Neeeeeed some good advice. My Fiance and I are honeymooning in August at Disneyworld. Currently I have a deluxe studio at Bay Lake Tower for a week and then I have a Savannah view at AKV for 4 days. Back to back. I am wait listed for the entire duration of the stay at BLT. The only thing is that right now, there are 3 days available at BLT. Do I take a gamble and book the three and then waitlist the trip? If we don't get it, we will stay for 7 days. Move for a night.. then come back to BLT. Or... do I just waitlist the whole trip.. then if it works it works.. if it doesn't it doesnt.

*After the honeymoon we are going to sell our AKV resale and purchase a BLT resale with more points.* I love the proximity to the monorail with BLT. Makes getting in and out far easier than the buses at AKV. 

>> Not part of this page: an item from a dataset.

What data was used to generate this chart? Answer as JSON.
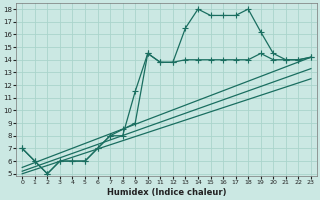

You all are the best and I have sent many this way to TUG... I have been bit by the timeshare bug... my dad on the other hand refuses to buy resale.. but it it was it is... 

Thanks!


----------



## got4boys (Apr 20, 2014)

simon.fisher.2 said:


> Hey Tug'ers....
> 
> Neeeeeed some good advice. My Fiance and I are honeymooning in August at Disneyworld. Currently I have a deluxe studio at Bay Lake Tower for a week and then I have a Savannah view at AKV for 4 days. Back to back. I am wait listed for the entire duration of the stay at BLT. The only thing is that right now, there are 3 days available at BLT. Do I take a gamble and book the three and then waitlist the trip? If we don't get it, we will stay for 7 days. Move for a night.. then come back to BLT. Or... do I just waitlist the whole trip.. then if it works it works.. if it doesn't it doesnt.
> 
> ...



I would book the three days available at BLT and the days available at AKV. After you book that then, waitlist the rest at BLT to replace the reservation at AKV once it is fullfilled. I like split reservations for the Dining Plan. If you have Split reservations, you can do the Disney Dining Plan on one reservation and the Quick Service on the other.


----------